In cases of pathologic mandibular fracture, severe bone compromise and an edentulous mandible are often present. Further compromise of bone occurs when plates are used for repair. Tooth roots and inferior alveolar neurovascular damage are common secondary to improper screw placement.
This patient presented 2 1/2 years after repair of a pathologic fracture secondary to an extraction attempt on the left mandibular first molar. Mobility of the plate due to the lack of screw purchase in severely compromised bone resulted in inevitable failure (Figure 4B).
Because of the severe compromise of this patient’s bone (Figures 4C and 4D, see next page), mandibulectomy was the treatment of choice.
Only board-certified veterinary dentists or surgeons should attempt plate placement for any mandibular fracture. Mini-plates are available for this purpose, but splints are the noninvasive procedure of choice. The patient in Figure 4E (a different one than that pictured in Figures 4A-4D) had bilateral mandibular fractures. Both mandibles had only the mandibular canines present. Two circum-mandibular wires were placed rostral and caudal to each fracture site, and a device similar to that in Case 1 was constructed. This case, among others, was presented in detail in “Bilateral mandibular fractures due to periodontal disease,” available at dvm360.com/MandibularFracture.
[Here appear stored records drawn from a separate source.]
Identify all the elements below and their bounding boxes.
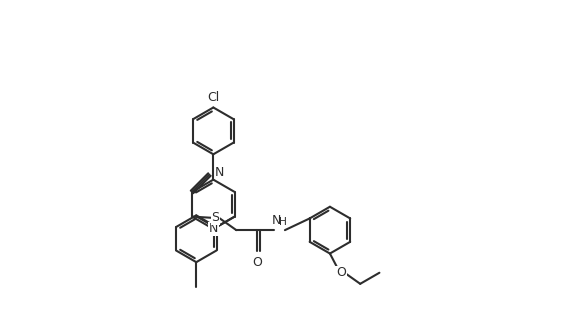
Text: N: N <box>272 213 280 226</box>
Text: H: H <box>279 217 287 226</box>
Text: N: N <box>209 222 218 235</box>
Text: S: S <box>211 211 219 224</box>
Text: Cl: Cl <box>207 91 219 104</box>
Text: O: O <box>252 256 262 270</box>
Text: O: O <box>336 266 346 279</box>
Text: N: N <box>215 166 224 179</box>
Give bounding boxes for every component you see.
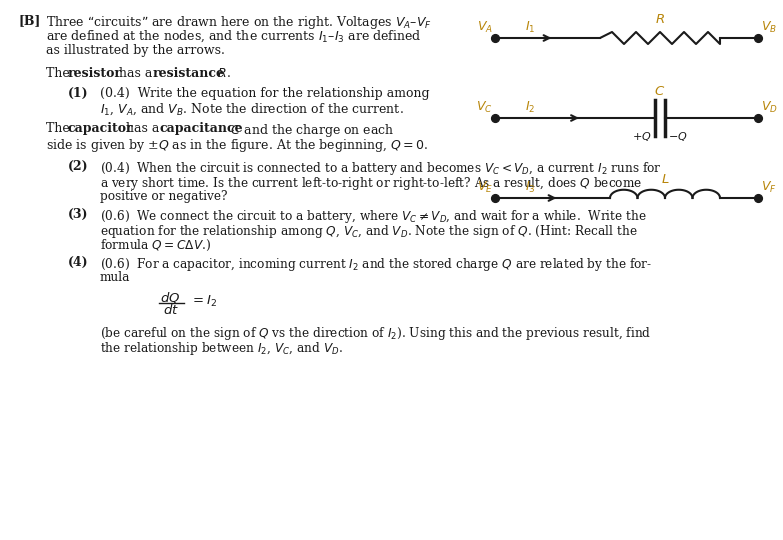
Text: The: The bbox=[46, 67, 74, 80]
Text: $dQ$: $dQ$ bbox=[160, 290, 180, 305]
Text: side is given by ±$Q$ as in the figure. At the beginning, $Q = 0$.: side is given by ±$Q$ as in the figure. … bbox=[46, 137, 428, 154]
Text: are defined at the nodes, and the currents $I_1$–$I_3$ are defined: are defined at the nodes, and the curren… bbox=[46, 29, 422, 44]
Text: The: The bbox=[46, 122, 74, 135]
Text: (3): (3) bbox=[68, 208, 88, 221]
Text: positive or negative?: positive or negative? bbox=[100, 190, 228, 203]
Text: $V_B$: $V_B$ bbox=[761, 20, 777, 35]
Text: equation for the relationship among $Q$, $V_C$, and $V_D$. Note the sign of $Q$.: equation for the relationship among $Q$,… bbox=[100, 223, 637, 240]
Text: $V_F$: $V_F$ bbox=[761, 180, 777, 195]
Text: (2): (2) bbox=[68, 160, 88, 173]
Text: $L$: $L$ bbox=[661, 173, 669, 186]
Text: [B]: [B] bbox=[18, 14, 41, 27]
Text: resistance: resistance bbox=[153, 67, 225, 80]
Text: $I_2$: $I_2$ bbox=[525, 100, 536, 115]
Text: has a: has a bbox=[115, 67, 157, 80]
Text: capacitance: capacitance bbox=[160, 122, 244, 135]
Text: mula: mula bbox=[100, 271, 131, 284]
Text: Three “circuits” are drawn here on the right. Voltages $V_A$–$V_F$: Three “circuits” are drawn here on the r… bbox=[46, 14, 432, 31]
Text: capacitor: capacitor bbox=[68, 122, 134, 135]
Text: the relationship between $I_2$, $V_C$, and $V_D$.: the relationship between $I_2$, $V_C$, a… bbox=[100, 340, 343, 357]
Text: (0.4)  Write the equation for the relationship among: (0.4) Write the equation for the relatio… bbox=[100, 87, 430, 100]
Text: $I_3$: $I_3$ bbox=[525, 180, 536, 195]
Text: $C$ and the charge on each: $C$ and the charge on each bbox=[227, 122, 395, 139]
Text: has a: has a bbox=[122, 122, 164, 135]
Text: $V_C$: $V_C$ bbox=[476, 100, 493, 115]
Text: (0.4)  When the circuit is connected to a battery and becomes $V_C < V_D$, a cur: (0.4) When the circuit is connected to a… bbox=[100, 160, 662, 177]
Text: $I_1$, $V_A$, and $V_B$. Note the direction of the current.: $I_1$, $V_A$, and $V_B$. Note the direct… bbox=[100, 102, 404, 118]
Text: $R$.: $R$. bbox=[214, 67, 232, 80]
Text: as illustrated by the arrows.: as illustrated by the arrows. bbox=[46, 44, 225, 57]
Text: +$Q$: +$Q$ bbox=[633, 130, 652, 143]
Text: $= I_2$: $= I_2$ bbox=[190, 294, 217, 309]
Text: $dt$: $dt$ bbox=[163, 303, 179, 317]
Text: $C$: $C$ bbox=[655, 85, 666, 98]
Text: $V_A$: $V_A$ bbox=[477, 20, 493, 35]
Text: (0.6)  We connect the circuit to a battery, where $V_C \neq V_D$, and wait for a: (0.6) We connect the circuit to a batter… bbox=[100, 208, 647, 225]
Text: a very short time. Is the current left-to-right or right-to-left? As a result, d: a very short time. Is the current left-t… bbox=[100, 175, 642, 192]
Text: (4): (4) bbox=[68, 256, 88, 269]
Text: (be careful on the sign of $Q$ vs the direction of $I_2$). Using this and the pr: (be careful on the sign of $Q$ vs the di… bbox=[100, 325, 651, 342]
Text: formula $Q = CΔV$.): formula $Q = CΔV$.) bbox=[100, 238, 211, 253]
Text: $V_D$: $V_D$ bbox=[761, 100, 778, 115]
Text: (1): (1) bbox=[68, 87, 88, 100]
Text: resistor: resistor bbox=[68, 67, 122, 80]
Text: $-Q$: $-Q$ bbox=[668, 130, 687, 143]
Text: $R$: $R$ bbox=[655, 13, 665, 26]
Text: $V_E$: $V_E$ bbox=[477, 180, 493, 195]
Text: (0.6)  For a capacitor, incoming current $I_2$ and the stored charge $Q$ are rel: (0.6) For a capacitor, incoming current … bbox=[100, 256, 652, 273]
Text: $I_1$: $I_1$ bbox=[525, 20, 536, 35]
By far the most common reason for referral is the failure to take dental radiographs when performing a dental cleaning. Skull radiographs are not diagnostic for dental pathology and should not be considered as part of the workup for periodontal disease. Rather, full-mouth dental radiographs are the standard of care for any patient receiving a dental cleaning.
The patient in Figures 5A and 5B (see next page) had a dental prophylaxis just four months before presentation. Persistent odor and inflammation led the owner to seek referral, which was not originally offered by the referring veterinarian. The figures show only two regions where multiple extractions were indicated; 24 teeth in all required extraction because of stage three or four periodontal disease.
Litigation is on the rise in cases just like this, which happen every day in practice. Dental radiography of the entire mouth is indicated in every dentistry case. Occult periodontal disease is the rule, not the exception.